Pax8 Data Leak Exposes 1,800 MSP Partners
Learn More
Cloud commerce marketplace Pax8 accidentally leaked internal business data on January 13, 2026. An employee sent an email titled "Potential Business Premium Upgrade Tactic to Save Money" to fewer than 40 partners in the United Kingdom. This email included a CSV spreadsheet meant for internal use only. The file contained sensitive details of approximately 1,800 managed service providers (MSPs) and their customers, primarily located in the UK and Canada.
The leaked file had over 56,000 entries. The exposed data items include:
- Partner names and IDs
- Customer names and IDs
- Microsoft SKUs and license counts
- Gross and net bookings
- Contract renewal dates (NCE)
- Postal codes and territories
- Account owner names and IDs
- Vendor and product names
- Transaction types and commitment terms
Pax8 claims the file did not contain personally identifiable information (PII), but the leak can be used by competitors with the present pricing and renewal dates to target and poach clients.

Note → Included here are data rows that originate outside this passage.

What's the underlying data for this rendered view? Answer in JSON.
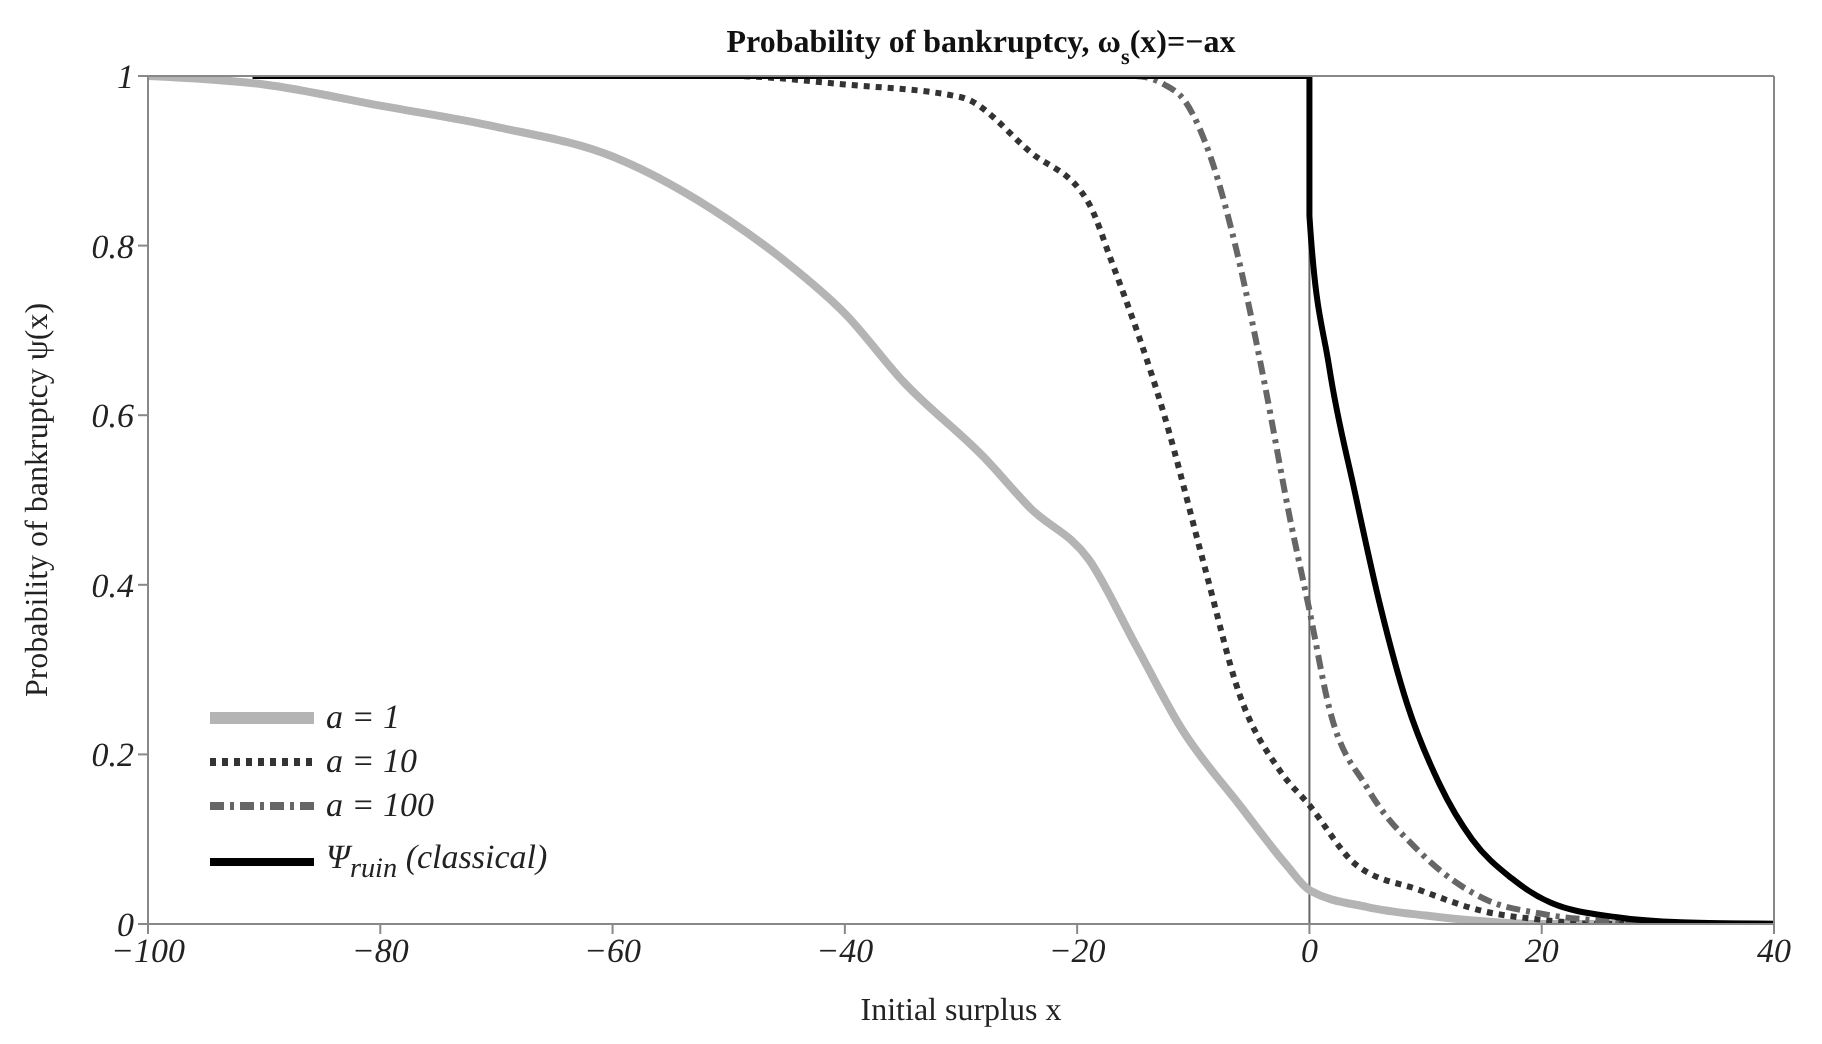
{
  "chart_data": {
    "type": "line",
    "title": "Probability of bankruptcy, ω$_{s}$(x)=−ax",
    "xlabel": "Initial surplus x",
    "ylabel": "Probability of bankruptcy ψ(x)",
    "xlim": [
      -100,
      40
    ],
    "xticks": [
      {
        "value": -100,
        "label": "−100"
      },
      {
        "value": -80,
        "label": "−80"
      },
      {
        "value": -60,
        "label": "−60"
      },
      {
        "value": -40,
        "label": "−40"
      },
      {
        "value": -20,
        "label": "−20"
      },
      0,
      20,
      40
    ],
    "ylim": [
      0,
      1
    ],
    "yticks": [
      0,
      0.2,
      0.4,
      0.6,
      0.8,
      1
    ],
    "legend": "bottom left",
    "marker": "none",
    "ref_lines": [
      {
        "axis": "x",
        "value": 0,
        "color": "#666666"
      }
    ],
    "series": [
      {
        "name": "a = 1",
        "color": "#b4b4b4",
        "line_style": "solid",
        "x": [
          -100,
          -90,
          -80,
          -70,
          -60,
          -50,
          -45,
          -40,
          -35,
          -28,
          -24,
          -19,
          -15,
          -11,
          -6,
          -2,
          0,
          5,
          10,
          20,
          40
        ],
        "values": [
          1,
          0.99,
          0.965,
          0.94,
          0.905,
          0.83,
          0.78,
          0.72,
          0.64,
          0.55,
          0.49,
          0.43,
          0.33,
          0.23,
          0.14,
          0.07,
          0.04,
          0.02,
          0.01,
          0,
          0
        ]
      },
      {
        "name": "a = 10",
        "color": "#333333",
        "line_style": "dotted",
        "x": [
          -90,
          -60,
          -50,
          -40,
          -30,
          -24,
          -19,
          -17,
          -12.5,
          -9,
          -6,
          -2.5,
          0,
          4,
          9.5,
          15,
          20,
          25,
          40
        ],
        "values": [
          1,
          1,
          1,
          0.99,
          0.975,
          0.91,
          0.85,
          0.78,
          0.6,
          0.42,
          0.27,
          0.18,
          0.14,
          0.07,
          0.04,
          0.015,
          0.005,
          0,
          0
        ]
      },
      {
        "name": "a = 100",
        "color": "#666666",
        "line_style": "dashed",
        "x": [
          -90,
          -40,
          -20,
          -15,
          -12.5,
          -10.7,
          -8.4,
          -6.2,
          -3.9,
          -1.7,
          0,
          1.7,
          5,
          9.5,
          15,
          20,
          25,
          30,
          40
        ],
        "values": [
          1,
          1,
          1,
          1,
          0.99,
          0.97,
          0.9,
          0.79,
          0.64,
          0.48,
          0.37,
          0.255,
          0.16,
          0.085,
          0.03,
          0.012,
          0.004,
          0,
          0
        ]
      },
      {
        "name": "Ψ$_{ruin}$ (classical)",
        "color": "#000000",
        "line_style": "solid",
        "x": [
          -91,
          0,
          0,
          1.7,
          3.9,
          6.1,
          8.4,
          11.2,
          14,
          17.4,
          20.8,
          26.5,
          32,
          40
        ],
        "values": [
          1,
          1,
          0.835,
          0.657,
          0.51,
          0.375,
          0.26,
          0.165,
          0.1,
          0.054,
          0.025,
          0.008,
          0.002,
          0
        ]
      }
    ]
  }
}
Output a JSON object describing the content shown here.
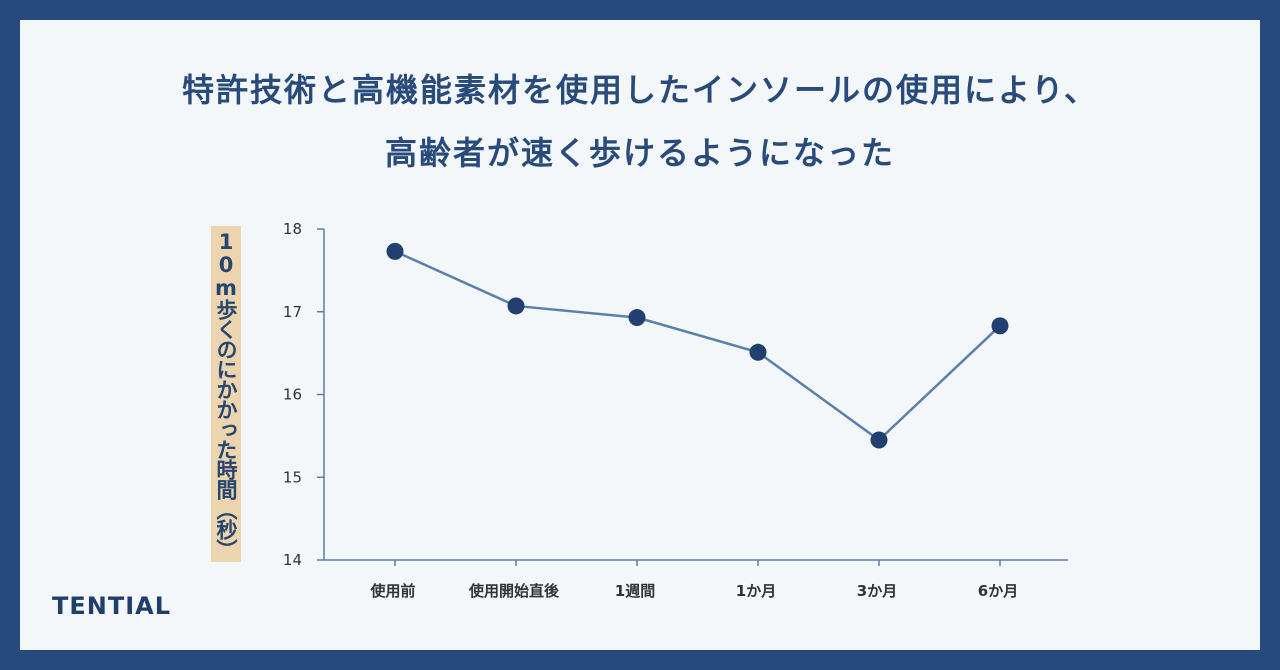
{
  "title_line1": "特許技術と高機能素材を使用したインソールの使用により、",
  "title_line2": "高齢者が速く歩けるようになった",
  "brand": "TENTIAL",
  "colors": {
    "frame": "#264a7e",
    "line": "#5b7fac",
    "marker": "#22406f",
    "ylabel_bg": "#ecd5ae"
  },
  "chart_data": {
    "type": "line",
    "title": "特許技術と高機能素材を使用したインソールの使用により、高齢者が速く歩けるようになった",
    "xlabel": "",
    "ylabel": "10m歩くのにかかった時間（秒）",
    "categories": [
      "使用前",
      "使用開始直後",
      "1週間",
      "1か月",
      "3か月",
      "6か月"
    ],
    "series": [
      {
        "values": [
          17.73,
          17.07,
          16.93,
          16.51,
          15.45,
          16.83
        ]
      }
    ],
    "ylim": [
      14,
      18
    ],
    "yticks": [
      14,
      15,
      16,
      17,
      18
    ],
    "grid": false,
    "legend": "none"
  }
}
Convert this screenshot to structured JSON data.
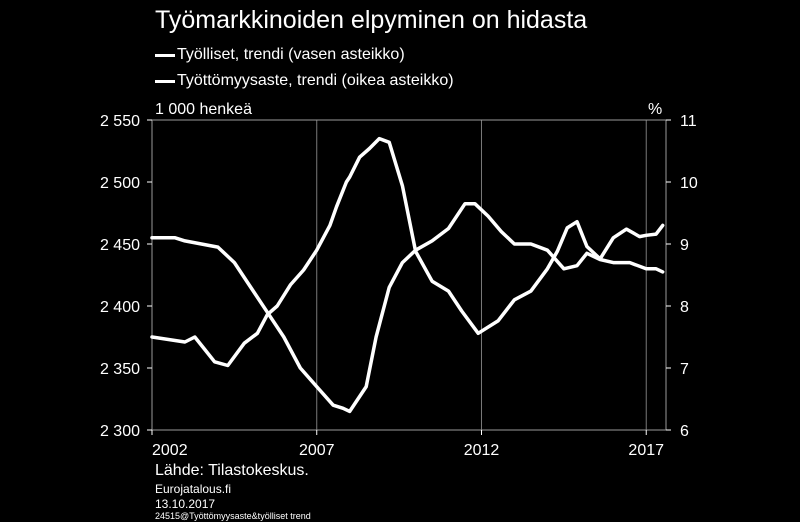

Reports indicate that threat actors are already trying to buy copies of the dataset from the recipients. Criminals can use this list to build better phishing attacks or time extortion attempts to match contract renewals.
Pax8 tried to recall the email immediately after the mistake. They asked all recipients to delete the file and confirm they did not share it. The company is now calling each recipient to ensure the data is destroyed.